Podczas gali FEN 28 Arkadiusz Tańcula wspierał w narożniku swojego kolegę Piotra Szeligę, który niespodziewanie pokonał Krystiana Pudzianowskiego po krwawym starciu. W wywiadzie po walce Arek był bardzo szczęśliwy z przebiegu walki i powiedział, że historia lubi się powtarzać i tak jak w jego przypadku, „Szeli” skazywany był na porażkę, a na koniec to jego ręka powędrowała ku górze.
22 sierpnia swój powrót na rynek ogłosiła największa polska federacja „freak fightów”, a mianowicie – FAME MMA. Miejsce wydarzenia nie jest nam znane, ponieważ nie wiadomo jak rozwinie się sytuacja w kraju. Jeśli nic się nie zmieni i dalej na halę nie będzie można wpuszczać kibiców to kolejna gala obędzie się również w studiu telewizyjnym jak poprzednie wydarzenie organizacji.

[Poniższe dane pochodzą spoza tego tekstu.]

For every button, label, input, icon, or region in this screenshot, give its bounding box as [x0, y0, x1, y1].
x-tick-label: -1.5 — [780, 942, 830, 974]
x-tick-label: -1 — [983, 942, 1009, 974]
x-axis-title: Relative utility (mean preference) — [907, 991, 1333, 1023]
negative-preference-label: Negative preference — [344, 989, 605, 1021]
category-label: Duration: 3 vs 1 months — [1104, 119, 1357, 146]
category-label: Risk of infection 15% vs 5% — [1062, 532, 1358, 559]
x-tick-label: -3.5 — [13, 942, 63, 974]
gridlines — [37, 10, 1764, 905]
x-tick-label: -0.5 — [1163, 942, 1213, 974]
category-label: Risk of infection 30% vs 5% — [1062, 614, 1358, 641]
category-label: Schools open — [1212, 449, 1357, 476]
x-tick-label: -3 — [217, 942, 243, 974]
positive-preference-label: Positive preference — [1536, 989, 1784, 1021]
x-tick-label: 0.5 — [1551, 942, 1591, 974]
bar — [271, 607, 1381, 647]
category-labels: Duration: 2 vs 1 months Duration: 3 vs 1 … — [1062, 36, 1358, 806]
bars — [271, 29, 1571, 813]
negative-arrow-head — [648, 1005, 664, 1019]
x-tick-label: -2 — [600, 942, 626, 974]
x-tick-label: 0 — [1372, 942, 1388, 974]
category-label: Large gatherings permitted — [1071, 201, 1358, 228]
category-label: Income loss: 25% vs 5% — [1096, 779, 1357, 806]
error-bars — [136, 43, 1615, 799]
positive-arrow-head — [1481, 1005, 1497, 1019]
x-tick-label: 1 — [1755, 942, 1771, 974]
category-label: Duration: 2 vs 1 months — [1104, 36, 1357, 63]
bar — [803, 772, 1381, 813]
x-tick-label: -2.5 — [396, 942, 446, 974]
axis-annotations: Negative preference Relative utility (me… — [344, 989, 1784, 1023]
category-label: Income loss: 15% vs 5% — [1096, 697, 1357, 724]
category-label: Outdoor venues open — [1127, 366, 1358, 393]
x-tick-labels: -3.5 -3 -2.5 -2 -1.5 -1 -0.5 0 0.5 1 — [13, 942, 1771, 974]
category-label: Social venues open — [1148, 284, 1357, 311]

Jednym z bohaterów FAME MMA 7 ma być Arkadiusz Tańcula, który swoją drugą walkę w formule MMA stoczył właśnie dla wcześniej wspomnianej federacji, pokonując doświadczonego Alana Kwiećińskiego. Arek przed walką skazywany był na porażkę, lecz pokazał serce do walki i zamknął usta krytykom wygrywając starcie. Pod koniec wywiadu dla portalu mma.pl podczas FEN 28, Arek potwierdził, że wystąpi na sierpniowej gali.
„22 sierpnia zobaczycie mnie na FAME MMA 7”
Kto będzie następnym rywalem Tańculi? Przekonamy się niebawem.